E estava mesmo. Até sua voz corria:
"Quer me ver três brochinhos?", pediu, passando os olhos riscados de preto pelo dourado mentiroso de anéis, pulseiras e brincos. "Não. Nem vou escolher. Qualquer um serve. É para dar de presente a três amigas aniversariantes".
Vendo-a tão desinteressada na escolha, pensei na arte de presentear. E, com um sorriso, lembrei-me de um fato que Carolí, há tempos, me contou.
***
Ali na Vasconcelos Tavares existe uma pequena livraria católica. Vende, logicamente, livros. Livros religiosos. E possui também um bom estoque de terços, rosários, santos impressos. E em estatuetas.
Numa manhã, mal aberta a livraria, passou por uma de suas portas um padre. Ainda novo. Mas de batina já surrada. Sapatos cambaios. Que uma engraxada mensal não conseguia manter brilhantes. E dos quais uma hipotética escovada diária não desfazia as
manchas de barro.
Era um pároco de uma das igrejas de morro santista. Não sei de qual. Igreja modesta, com certeza. Para a modéstia de paroquianos de morro. Onde as esmolas pingam em notas miúdas. Onde se agradecem palavras de conforto com uma penca de bananas. Sabe
como são esses presentes de pobres reconhecidos, não sabe, amigo? É coisa que sai do coração. Pobrezinha de valor. Mas representa tanto para quem não dispõe de quase nada!

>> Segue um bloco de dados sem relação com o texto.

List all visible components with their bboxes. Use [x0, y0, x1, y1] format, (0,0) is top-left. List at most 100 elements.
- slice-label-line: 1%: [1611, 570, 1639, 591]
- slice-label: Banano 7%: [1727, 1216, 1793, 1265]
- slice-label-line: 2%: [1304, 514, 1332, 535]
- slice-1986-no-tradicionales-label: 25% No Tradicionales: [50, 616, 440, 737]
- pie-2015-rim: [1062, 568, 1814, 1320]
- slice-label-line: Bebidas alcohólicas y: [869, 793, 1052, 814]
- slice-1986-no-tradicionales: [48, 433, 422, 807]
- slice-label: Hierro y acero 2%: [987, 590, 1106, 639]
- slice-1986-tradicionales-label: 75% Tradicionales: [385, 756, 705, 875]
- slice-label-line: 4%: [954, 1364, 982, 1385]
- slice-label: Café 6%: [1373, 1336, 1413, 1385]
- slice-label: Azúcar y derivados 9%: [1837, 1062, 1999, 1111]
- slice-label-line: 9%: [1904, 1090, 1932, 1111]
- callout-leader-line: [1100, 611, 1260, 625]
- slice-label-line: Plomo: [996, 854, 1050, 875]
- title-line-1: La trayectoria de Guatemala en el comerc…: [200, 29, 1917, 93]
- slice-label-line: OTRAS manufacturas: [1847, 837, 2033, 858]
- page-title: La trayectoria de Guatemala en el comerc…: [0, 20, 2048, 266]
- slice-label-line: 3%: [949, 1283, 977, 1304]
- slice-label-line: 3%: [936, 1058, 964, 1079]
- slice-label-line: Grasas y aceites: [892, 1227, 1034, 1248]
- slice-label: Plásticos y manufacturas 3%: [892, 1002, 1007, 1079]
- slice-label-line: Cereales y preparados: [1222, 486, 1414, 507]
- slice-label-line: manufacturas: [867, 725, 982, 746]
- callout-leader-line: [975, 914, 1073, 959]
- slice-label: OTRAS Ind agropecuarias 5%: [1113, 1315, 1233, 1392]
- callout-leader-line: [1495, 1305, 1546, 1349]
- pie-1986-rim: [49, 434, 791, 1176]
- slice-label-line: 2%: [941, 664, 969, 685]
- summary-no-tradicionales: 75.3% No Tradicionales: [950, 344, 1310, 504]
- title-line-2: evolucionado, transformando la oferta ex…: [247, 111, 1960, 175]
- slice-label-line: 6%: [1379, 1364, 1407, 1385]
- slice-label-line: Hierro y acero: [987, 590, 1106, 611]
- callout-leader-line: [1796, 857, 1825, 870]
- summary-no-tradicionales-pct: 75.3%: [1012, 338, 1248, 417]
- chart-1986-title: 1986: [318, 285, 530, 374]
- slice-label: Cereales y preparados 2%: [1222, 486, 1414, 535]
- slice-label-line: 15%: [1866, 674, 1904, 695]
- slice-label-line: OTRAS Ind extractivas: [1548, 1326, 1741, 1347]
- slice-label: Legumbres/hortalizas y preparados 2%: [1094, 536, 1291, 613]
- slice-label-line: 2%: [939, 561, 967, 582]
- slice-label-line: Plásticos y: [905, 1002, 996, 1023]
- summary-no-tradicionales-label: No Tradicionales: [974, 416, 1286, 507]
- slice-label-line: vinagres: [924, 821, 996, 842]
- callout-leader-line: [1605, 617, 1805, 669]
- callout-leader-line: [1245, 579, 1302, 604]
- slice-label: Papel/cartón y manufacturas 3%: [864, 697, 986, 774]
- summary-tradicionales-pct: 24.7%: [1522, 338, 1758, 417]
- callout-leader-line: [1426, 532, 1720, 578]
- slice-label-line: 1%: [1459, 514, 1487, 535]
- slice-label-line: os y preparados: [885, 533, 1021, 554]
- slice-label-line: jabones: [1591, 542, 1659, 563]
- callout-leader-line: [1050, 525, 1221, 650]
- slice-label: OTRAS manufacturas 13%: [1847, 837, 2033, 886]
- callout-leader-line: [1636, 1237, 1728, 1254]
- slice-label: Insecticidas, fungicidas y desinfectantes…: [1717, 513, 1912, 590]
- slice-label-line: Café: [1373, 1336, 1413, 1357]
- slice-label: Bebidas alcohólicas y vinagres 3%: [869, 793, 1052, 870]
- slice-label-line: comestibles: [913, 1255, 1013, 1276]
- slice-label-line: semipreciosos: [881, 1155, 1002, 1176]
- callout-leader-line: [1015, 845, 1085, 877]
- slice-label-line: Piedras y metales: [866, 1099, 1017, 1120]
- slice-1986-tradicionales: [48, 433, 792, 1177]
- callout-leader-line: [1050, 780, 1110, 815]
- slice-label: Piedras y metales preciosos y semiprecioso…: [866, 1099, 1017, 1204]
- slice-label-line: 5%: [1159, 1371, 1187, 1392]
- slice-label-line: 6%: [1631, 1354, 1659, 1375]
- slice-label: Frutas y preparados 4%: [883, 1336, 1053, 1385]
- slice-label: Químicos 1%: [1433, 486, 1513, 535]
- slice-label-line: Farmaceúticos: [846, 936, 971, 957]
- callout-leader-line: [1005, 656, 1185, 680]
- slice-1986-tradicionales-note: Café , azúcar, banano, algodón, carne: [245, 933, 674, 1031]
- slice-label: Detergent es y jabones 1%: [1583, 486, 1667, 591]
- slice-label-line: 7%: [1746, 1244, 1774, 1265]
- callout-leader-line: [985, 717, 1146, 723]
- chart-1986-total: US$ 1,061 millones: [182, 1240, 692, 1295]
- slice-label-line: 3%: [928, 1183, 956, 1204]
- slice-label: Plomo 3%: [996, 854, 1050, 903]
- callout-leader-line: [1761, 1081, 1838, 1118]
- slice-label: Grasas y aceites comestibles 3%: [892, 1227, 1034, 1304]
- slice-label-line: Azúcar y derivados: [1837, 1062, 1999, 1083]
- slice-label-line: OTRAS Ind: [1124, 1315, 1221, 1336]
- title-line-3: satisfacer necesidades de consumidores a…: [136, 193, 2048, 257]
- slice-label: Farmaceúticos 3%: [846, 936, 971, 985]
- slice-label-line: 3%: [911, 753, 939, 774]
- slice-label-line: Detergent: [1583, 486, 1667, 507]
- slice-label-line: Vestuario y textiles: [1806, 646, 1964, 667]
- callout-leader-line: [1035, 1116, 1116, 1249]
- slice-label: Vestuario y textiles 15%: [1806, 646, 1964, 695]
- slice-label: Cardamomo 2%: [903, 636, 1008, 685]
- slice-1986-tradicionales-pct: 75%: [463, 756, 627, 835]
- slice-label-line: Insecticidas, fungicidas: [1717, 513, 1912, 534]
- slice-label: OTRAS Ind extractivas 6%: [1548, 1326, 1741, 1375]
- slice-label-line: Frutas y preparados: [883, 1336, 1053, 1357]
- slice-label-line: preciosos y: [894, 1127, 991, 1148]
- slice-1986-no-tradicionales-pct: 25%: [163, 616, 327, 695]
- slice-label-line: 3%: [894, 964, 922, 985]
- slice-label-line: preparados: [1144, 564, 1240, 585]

Pois o padre entrou na livraria e enquanto a moça, depois de saudá-lo, continuava a atender a uma freguesa, ele ficou olhando as prateleiras. Tinha um ar alegre no rosto cansado. Mais que alegre, até. Bem humorado. Assim como o de certas criaturas
que, levando bordoada da vida, continuam a sorrir. Com coragem e disposição. Achando que a melhor injeção contra durezas, dores e preocupações, ainda é uma atitude de sorridente desafio. De calma e ridente abnegação.
"Às suas ordens, padre".
"Sabe o que estou procurando? Um missal. Não. De lombada dourada não serve, minha filha. Veja aí o menos caro de todos. É pra mim, sim. O meu já nem dá pra ler. Faltam folhas. Está sujo. Liquidado de vez. Começo um 'requiem' que, na folha
seguinte, acaba num salmo de graças. Pode ser?" E riu.
"Não. Não está muito caro. Este serve bem. Eu nem precisaria estar gastando tanto. Mas veja. Quando chega o Natal, a minha boa gente não percebe que o que me faz falta mesmo é um missal novo. E me dá um leitão. Uma galinha. Quando faz frio ganho
meias de lã. Cachecol. Lenços constituem presentes de todo ano. Coitados. São bons demais. Mas bem que eles poderiam fazer uma vaquinha para um missal, não? Para que gastar dinheiro nessas outras coisas à toa?"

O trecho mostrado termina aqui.